Copyright © 2015 by Happyeolyoo
All rights reserved
.
.
Flower Queen
Genre : Drama, Romance
Rate : T+
Pairing : HunHan as Maincast. With other Exo Members as well.
Chapter : 2/3
Warning : Genderswitch. Miss typo(s).
Disclaimers : Saya hanya meminjam nama dari mereka untuk menemukan inspirasi dan membaginya dalam bentuk karya sastra. Ini hanya sebuah fanfiction dari fans untuk fans dengan kemampuan menulis yang sedikit melebihi ambang batas wajar. Hargai kerja keras author dengan mengklik tombol review dan tulis beberapa tanggapan. Muak dengan cast atau plot cerita? Just click a close button on your web browser, guys. Wanna chitchat? Click on PM button. Don't bash any cast or other, please.
Summary : Selama setahun belakangan, Oh Sehun rutin mendapat rangkaian bunga cantik dengan selipan surat cinta dari seorang cewek yang menyebut dirinya sebagai Flower Queen. Sehun dan Flower Queen itu akhirnya dipertemukan dalam suatu kesempatan, namun Oh Sehun tidak bisa bertingkah tegas demi memberi sebuah kejelasan. Lantas, salah satu dari mereka memutuskan untuk mengucapkan selamat tinggal.
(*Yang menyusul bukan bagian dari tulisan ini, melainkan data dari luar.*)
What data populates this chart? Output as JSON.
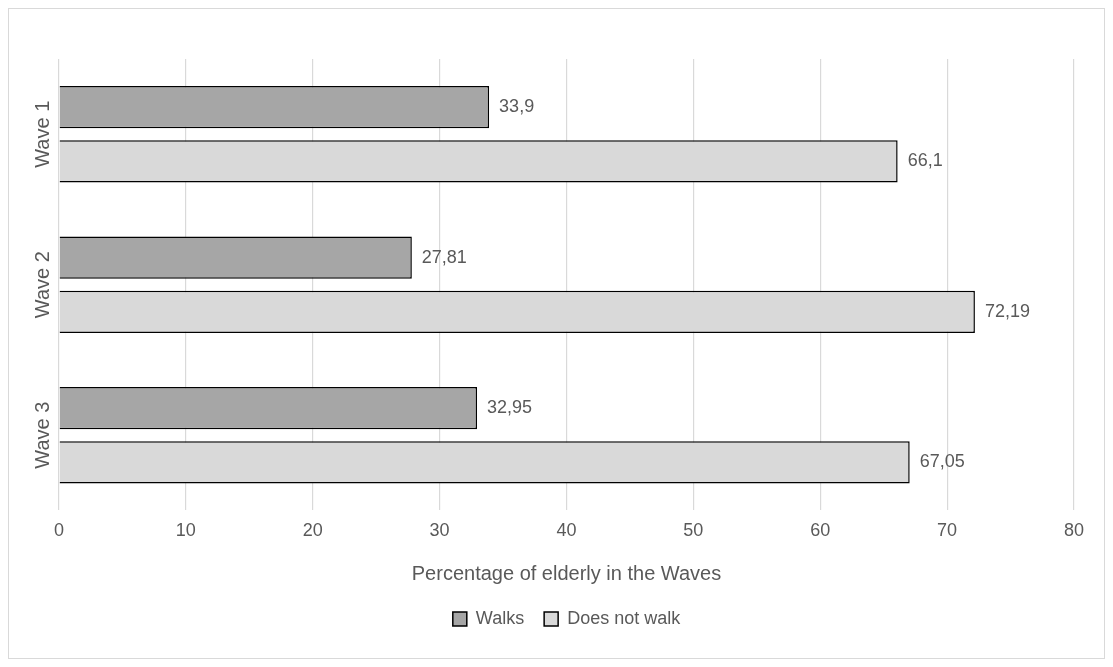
{
  "chart_data": {
    "type": "bar",
    "orientation": "horizontal",
    "xlabel": "Percentage of elderly in the Waves",
    "categories": [
      "Wave 1",
      "Wave 2",
      "Wave 3"
    ],
    "series": [
      {
        "name": "Walks",
        "color": "#a6a6a6",
        "values": [
          33.9,
          27.81,
          32.95
        ],
        "value_labels": [
          "33,9",
          "27,81",
          "32,95"
        ]
      },
      {
        "name": "Does not walk",
        "color": "#d9d9d9",
        "values": [
          66.1,
          72.19,
          67.05
        ],
        "value_labels": [
          "66,1",
          "72,19",
          "67,05"
        ]
      }
    ],
    "xlim": [
      0,
      80
    ],
    "xticks": [
      0,
      10,
      20,
      30,
      40,
      50,
      60,
      70,
      80
    ],
    "grid": "x",
    "legend": "bottom"
  }
}
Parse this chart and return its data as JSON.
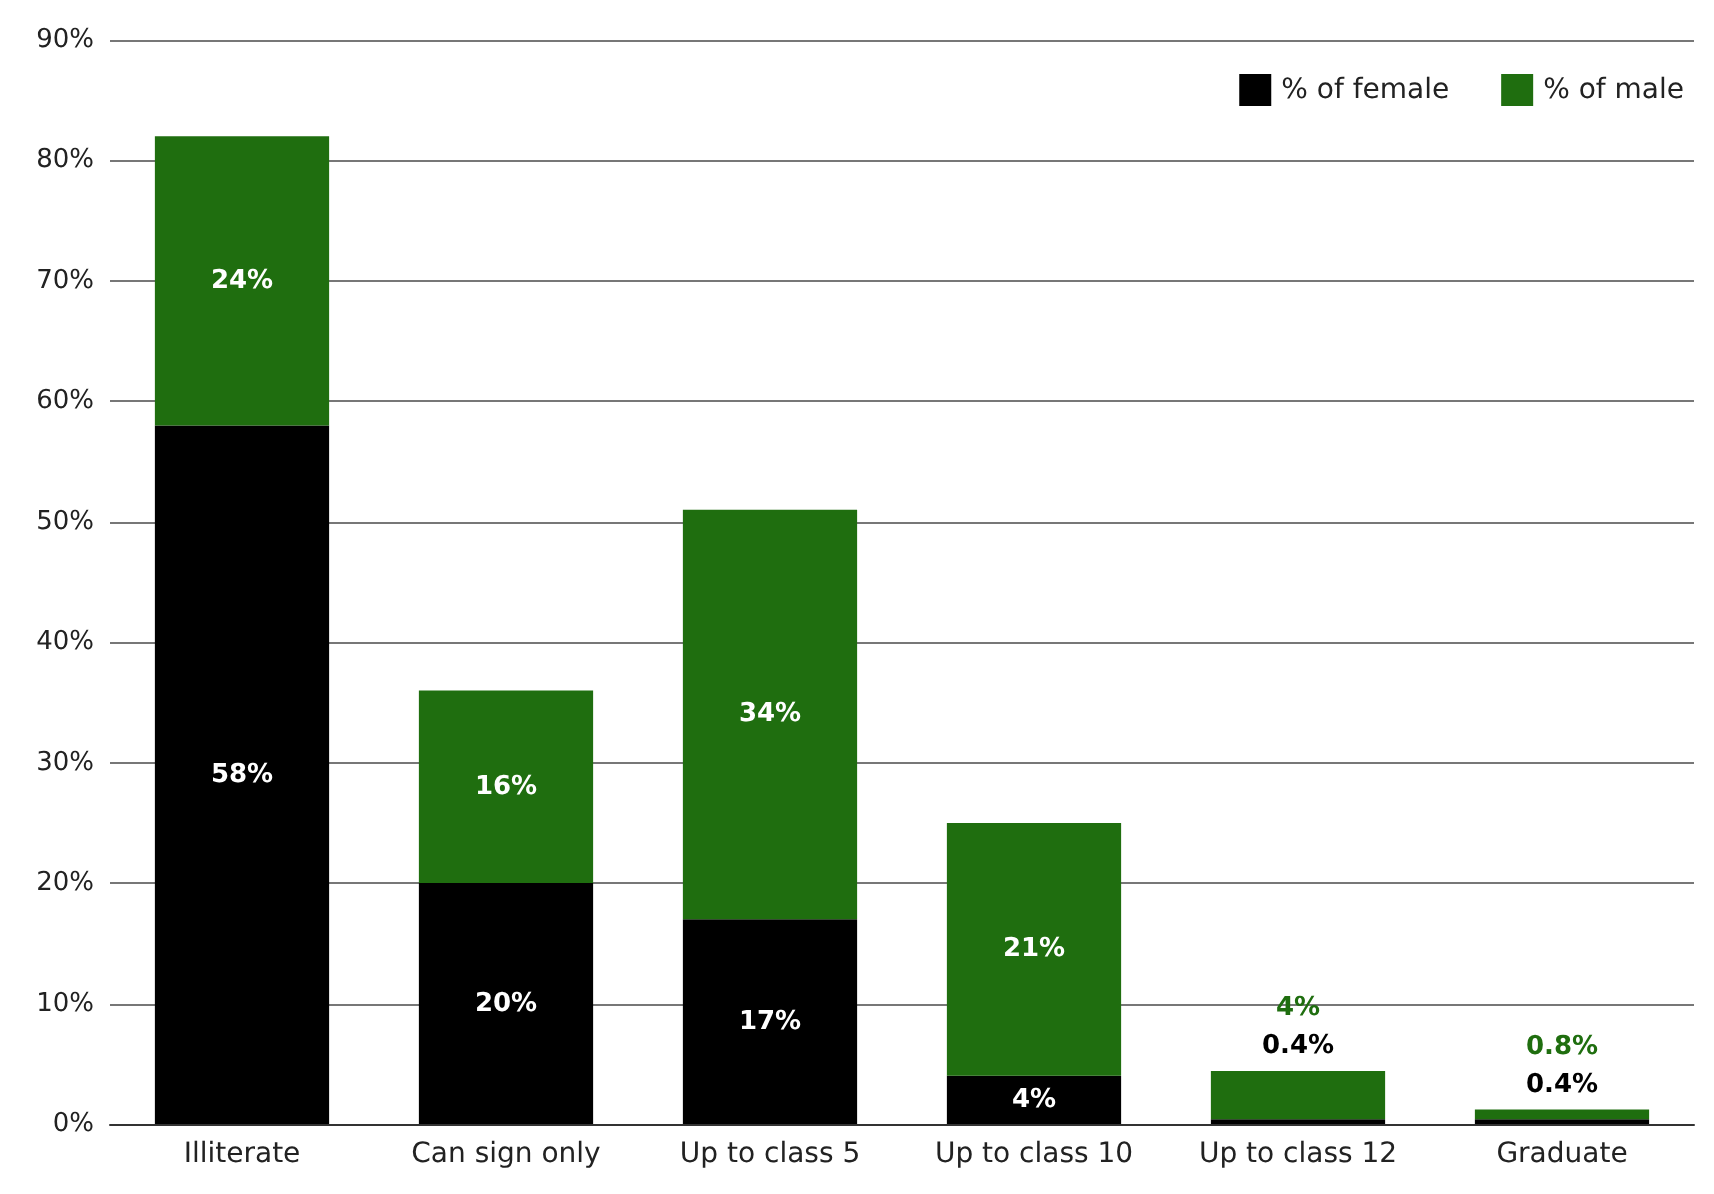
{
  "chart_data": {
    "type": "bar",
    "stacked": true,
    "categories": [
      "Illiterate",
      "Can sign only",
      "Up to class 5",
      "Up to class 10",
      "Up to class 12",
      "Graduate"
    ],
    "series": [
      {
        "name": "% of female",
        "color": "#000000",
        "values": [
          58,
          20,
          17,
          4,
          0.4,
          0.4
        ],
        "value_labels": [
          "58%",
          "20%",
          "17%",
          "4%",
          "0.4%",
          "0.4%"
        ]
      },
      {
        "name": "% of male",
        "color": "#1f6e0f",
        "values": [
          24,
          16,
          34,
          21,
          4,
          0.8
        ],
        "value_labels": [
          "24%",
          "16%",
          "34%",
          "21%",
          "4%",
          "0.8%"
        ]
      }
    ],
    "ylim": [
      0,
      90
    ],
    "yticks": [
      {
        "value": 0,
        "label": "0%"
      },
      {
        "value": 10,
        "label": "10%"
      },
      {
        "value": 20,
        "label": "20%"
      },
      {
        "value": 30,
        "label": "30%"
      },
      {
        "value": 40,
        "label": "40%"
      },
      {
        "value": 50,
        "label": "50%"
      },
      {
        "value": 60,
        "label": "60%"
      },
      {
        "value": 70,
        "label": "70%"
      },
      {
        "value": 80,
        "label": "80%"
      },
      {
        "value": 90,
        "label": "90%"
      }
    ],
    "grid": "y",
    "legend": "top right"
  }
}
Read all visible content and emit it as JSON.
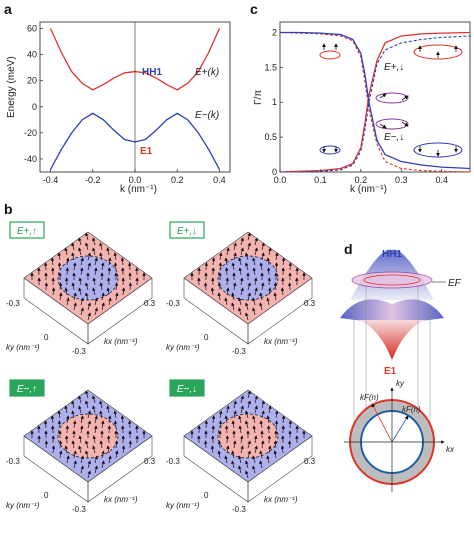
{
  "panels": {
    "a": {
      "label": "a",
      "ylabel": "Energy (meV)",
      "xlabel": "k (nm⁻¹)",
      "band_plus": "HH1",
      "band_minus": "E1",
      "curve_plus": "E+(k)",
      "curve_minus": "E−(k)"
    },
    "b": {
      "label": "b",
      "titles": [
        "E+,↑",
        "E+,↓",
        "E−,↑",
        "E−,↓"
      ],
      "ky": "ky (nm⁻¹)",
      "kx": "kx (nm⁻¹)",
      "tick_neg": "-0.3",
      "tick_zero": "0",
      "tick_pos": "0.3"
    },
    "c": {
      "label": "c",
      "ylabel": "Γ/π",
      "xlabel": "k (nm⁻¹)",
      "state_up": "E+,↓",
      "state_down": "E−,↓"
    },
    "d": {
      "label": "d",
      "hh1": "HH1",
      "e1": "E1",
      "ef": "EF",
      "ky": "ky",
      "kx": "kx",
      "kf_outer": "kF(n)",
      "kf_inner": "kF(n)"
    }
  },
  "colors": {
    "red": "#e0332a",
    "blue": "#2f3fb8",
    "pink": "#f5b3b0",
    "lavender": "#aeb0ee",
    "green": "#2aa65a"
  },
  "chart_data": [
    {
      "type": "line",
      "title": "",
      "xlabel": "k (nm⁻¹)",
      "ylabel": "Energy (meV)",
      "xlim": [
        -0.45,
        0.45
      ],
      "ylim": [
        -50,
        65
      ],
      "xticks": [
        -0.4,
        -0.2,
        0.0,
        0.2,
        0.4
      ],
      "yticks": [
        -40,
        -20,
        0,
        20,
        40,
        60
      ],
      "series": [
        {
          "name": "E+(k)",
          "x": [
            -0.4,
            -0.35,
            -0.3,
            -0.25,
            -0.2,
            -0.15,
            -0.1,
            -0.05,
            0,
            0.05,
            0.1,
            0.15,
            0.2,
            0.25,
            0.3,
            0.35,
            0.4
          ],
          "values": [
            60,
            42,
            27,
            18,
            13,
            17,
            22,
            26,
            27,
            26,
            22,
            17,
            13,
            18,
            27,
            42,
            60
          ]
        },
        {
          "name": "E−(k)",
          "x": [
            -0.4,
            -0.35,
            -0.3,
            -0.25,
            -0.2,
            -0.15,
            -0.1,
            -0.05,
            0,
            0.05,
            0.1,
            0.15,
            0.2,
            0.25,
            0.3,
            0.35,
            0.4
          ],
          "values": [
            -48,
            -33,
            -20,
            -10,
            -5,
            -10,
            -18,
            -25,
            -27,
            -25,
            -18,
            -10,
            -5,
            -10,
            -20,
            -33,
            -48
          ]
        }
      ]
    },
    {
      "type": "line",
      "title": "",
      "xlabel": "k (nm⁻¹)",
      "ylabel": "Γ/π",
      "xlim": [
        0.0,
        0.47
      ],
      "ylim": [
        0.0,
        2.15
      ],
      "xticks": [
        0.0,
        0.1,
        0.2,
        0.3,
        0.4
      ],
      "yticks": [
        0.0,
        0.5,
        1.0,
        1.5,
        2.0
      ],
      "series": [
        {
          "name": "E+,↓",
          "x": [
            0,
            0.05,
            0.1,
            0.15,
            0.18,
            0.2,
            0.21,
            0.22,
            0.24,
            0.26,
            0.3,
            0.35,
            0.4,
            0.47
          ],
          "values": [
            0,
            0.01,
            0.02,
            0.05,
            0.12,
            0.35,
            0.7,
            1.1,
            1.6,
            1.85,
            1.95,
            1.98,
            1.99,
            2.0
          ]
        },
        {
          "name": "E−,↓",
          "x": [
            0,
            0.05,
            0.1,
            0.15,
            0.18,
            0.2,
            0.21,
            0.22,
            0.24,
            0.26,
            0.3,
            0.35,
            0.4,
            0.47
          ],
          "values": [
            2.0,
            2.0,
            1.99,
            1.97,
            1.9,
            1.7,
            1.4,
            1.0,
            0.45,
            0.25,
            0.15,
            0.1,
            0.07,
            0.05
          ]
        }
      ]
    }
  ]
}
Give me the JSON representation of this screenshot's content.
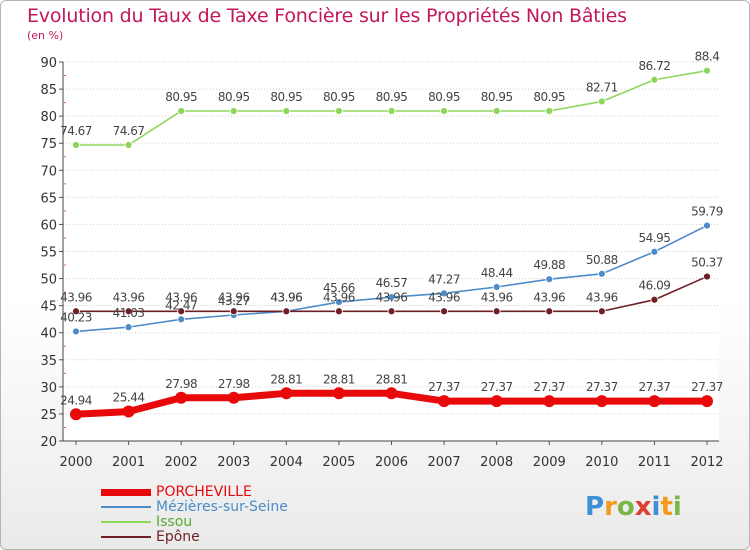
{
  "title": "Evolution du Taux de Taxe Foncière sur les Propriétés Non Bâties",
  "unit_label": "(en %)",
  "logo": {
    "text": "Proxiti",
    "colors": [
      "#3d8fd6",
      "#f29a1d",
      "#7ab648",
      "#e23e2f",
      "#3d8fd6",
      "#f29a1d",
      "#7ab648"
    ]
  },
  "chart_data": {
    "type": "line",
    "title": "Evolution du Taux de Taxe Foncière sur les Propriétés Non Bâties",
    "ylabel": "(en %)",
    "xlabel": "",
    "ylim": [
      20,
      90
    ],
    "yticks": [
      20,
      25,
      30,
      35,
      40,
      45,
      50,
      55,
      60,
      65,
      70,
      75,
      80,
      85,
      90
    ],
    "grid": "horizontal dotted",
    "legend": "bottom-left",
    "categories": [
      "2000",
      "2001",
      "2002",
      "2003",
      "2004",
      "2005",
      "2006",
      "2007",
      "2008",
      "2009",
      "2010",
      "2011",
      "2012"
    ],
    "series": [
      {
        "name": "PORCHEVILLE",
        "color": "#e8090b",
        "values": [
          24.94,
          25.44,
          27.98,
          27.98,
          28.81,
          28.81,
          28.81,
          27.37,
          27.37,
          27.37,
          27.37,
          27.37,
          27.37
        ]
      },
      {
        "name": "Mézières-sur-Seine",
        "color": "#4d8cc8",
        "values": [
          40.23,
          41.03,
          42.47,
          43.27,
          43.96,
          45.66,
          46.57,
          47.27,
          48.44,
          49.88,
          50.88,
          54.95,
          59.79
        ]
      },
      {
        "name": "Issou",
        "color": "#8ed65a",
        "values": [
          74.67,
          74.67,
          80.95,
          80.95,
          80.95,
          80.95,
          80.95,
          80.95,
          80.95,
          80.95,
          82.71,
          86.72,
          88.4
        ]
      },
      {
        "name": "Epône",
        "color": "#6e1f24",
        "values": [
          43.96,
          43.96,
          43.96,
          43.96,
          43.96,
          43.96,
          43.96,
          43.96,
          43.96,
          43.96,
          43.96,
          46.09,
          50.37
        ]
      }
    ],
    "data_labels": [
      [
        "24.94",
        "25.44",
        "27.98",
        "27.98",
        "28.81",
        "28.81",
        "28.81",
        "27.37",
        "27.37",
        "27.37",
        "27.37",
        "27.37",
        "27.37"
      ],
      [
        "40.23",
        "41.03",
        "42.47",
        "43.27",
        "43.96",
        "45.66",
        "46.57",
        "47.27",
        "48.44",
        "49.88",
        "50.88",
        "54.95",
        "59.79"
      ],
      [
        "74.67",
        "74.67",
        "80.95",
        "80.95",
        "80.95",
        "80.95",
        "80.95",
        "80.95",
        "80.95",
        "80.95",
        "82.71",
        "86.72",
        "88.4"
      ],
      [
        "43.96",
        "43.96",
        "43.96",
        "43.96",
        "43.96",
        "43.96",
        "43.96",
        "43.96",
        "43.96",
        "43.96",
        "43.96",
        "46.09",
        "50.37"
      ]
    ]
  }
}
BGM : Tears by Girls Generation
Wow. Sehun berhasil mencerna kalimat cewek itu dengan amat mudah, membandingkan dengan isi surat rahasianya dan dia bisa menyimpulkan sesuatu. Bahwa gadis itu mungkin hanya mengganti susunan kalimatnya saja, namun istilah yang digunakannya tetap sama. Entah mendapat kepercayaan diri dari mana, Sehun mulai merasa yakin jika perkataan Jongin memang benar.
"Oh," Sehun mengangguk-angguk. "Siapa namamu?"
"Eh?" Luhan mengerjap sekali. "A-aku .., namaku .., Xi Luhan."
Sehun melukis seuntai senyuman menawan penuh main-main. "Senang sekali berkenalan denganmu," ujarnya bersahabat. "Kukira kau sudah tahu namaku?"
Sehun memergoki perubahan raut wajah Luhan; gadis itu merona hebat dan tatapannya berubah menjadi lebih gelisah. Pandangan gadis itu menari-nari tidak tentu arah; persis seperti seorang pembohong yang sedang mencoba mencari kebohongan lain karena dia nyaris tertangkap. Sehun mengenali gestur yang seperti itu.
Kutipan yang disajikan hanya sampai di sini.